Episode 6: Mental Health Challenges: How Can Data Science Help? (July 16, 2021)
This month’s episode focuses on the increasing role of data science in the diagnosis and treatment of mental health disorders. It explores how statistical tools like adaptive testing are being successfully deployed to rapidly identify people with high levels of depression, anxiety or suicide risk. It also examines how the data science community could further improve its efforts to support mental health research and policymaking. Our guests are Margarita Alegria, Chief of the Disparities Research Unit, Massachusetts General Hospital and Professor, Harvard Medical School and Robert Gibbons, Professor of Biostatistics, Departments of Medicine, Public Health and Psychiatry, University of Chicago .
See also Robert Gibbons’ related article in HDSR: Medications and Suicide: High Dimensional Empirical Bayes Screening (iDEAS)
Episode 5: Are you Disinformed or Misinformed? (June 17, 2021)

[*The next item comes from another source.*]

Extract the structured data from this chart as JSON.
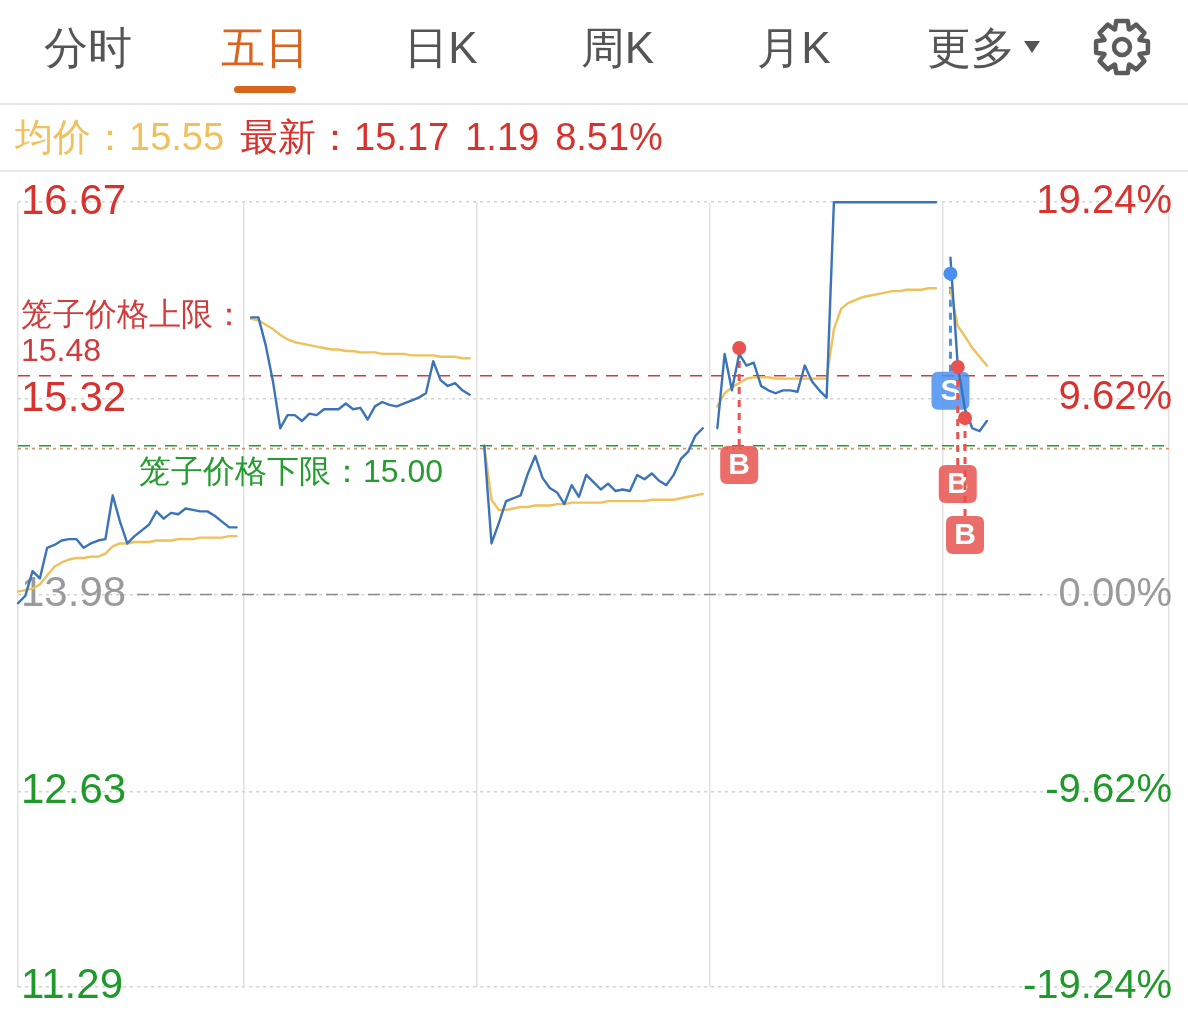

On this episode, we dig into the world of disinformation and misinformation and the difference between them. Is the weaponization of both a new phenomenon or is history repeating itself? How has social media and the democratized access to published information contributed to today’s sensationalized headlines? Hosts Xiao-Li Meng and Liberty Vittert explore these questions and more with the help of guests Scott Tranter, CEO and founder of Optimus Analytics and Hany Farid, Professor at the University of California, Berkeley with a joint appointment in Electrical Engineering & Computer Science and the School of Information.
Episode 4. The Art and Value of Machine Learning in Valuing Art: Hype or Hope? (May 20, 2021)
What is the value of art? Is it in the eye of the beholder or can data analytics tools place a monetary value on beauty? Hosts Xiao-Li Meng and Liberty Vittert explore the use of data and technology in the art world with guests Jason Bailey, CEO and founder of Artnome and Dan Cameron, renowned American art curator, writer, and educator.
See also Jason Bailey’s related article in HDSR: “Can Machine Learning Predict the Price of Art at Auction?”
Episode 3. Predicting (2021) Oscar Winners: How Crystal is the Statistical Ball? (April 15, 2021)
What are the biggest predictors of an Oscar win? What are the pros and cons of using quantitative vs. qualitative data? Has the film industry’s increased use of streaming services impacted Oscar predictions? Hosts Xiao-Li Meng and Liberty Vittert investigate these questions and more by speaking with two renowned Oscar awards predictors: Boston Globe film critic and columnist Ty Burr and Ben Zauzmer, author of Oscarmetrics: The Math Behind the Biggest Night in Hollywood.
See also Ben Zauzmer’s related article in HDSR: "Oscar Seasons: The Intersection of Data and the Academy Awards".
Episode 2. Tracking the (Money) Balls: How Data Science is Becoming a Game Changer (March 19, 2021)
Data science is huge in sports, and it's not just game stats anymore. Player and ball tracking data are changing the way major sports leagues play games. We dive into how these data are analyzed and what the results mean to coaches and teams with Kirk Goldsberry, NBA analyst at ESPN and author of “Sprawlball,” and Brian Macdonald, Faculty in Sports Analytics at Carnegie Mellon University.
See also Brian Macdonald’s related article in HDSR: “Recreating the Game: Using Player tracking Data to Analyze Dynamics in Basketball and Football”
Episode 1. The Data of Love (February 12, 2021)
Xiao-Li and Liberty speak with relationship experts Drs. Julie and John Gottman from the Love Lab. Listen to find out how to insure your relationship lasts the test of time.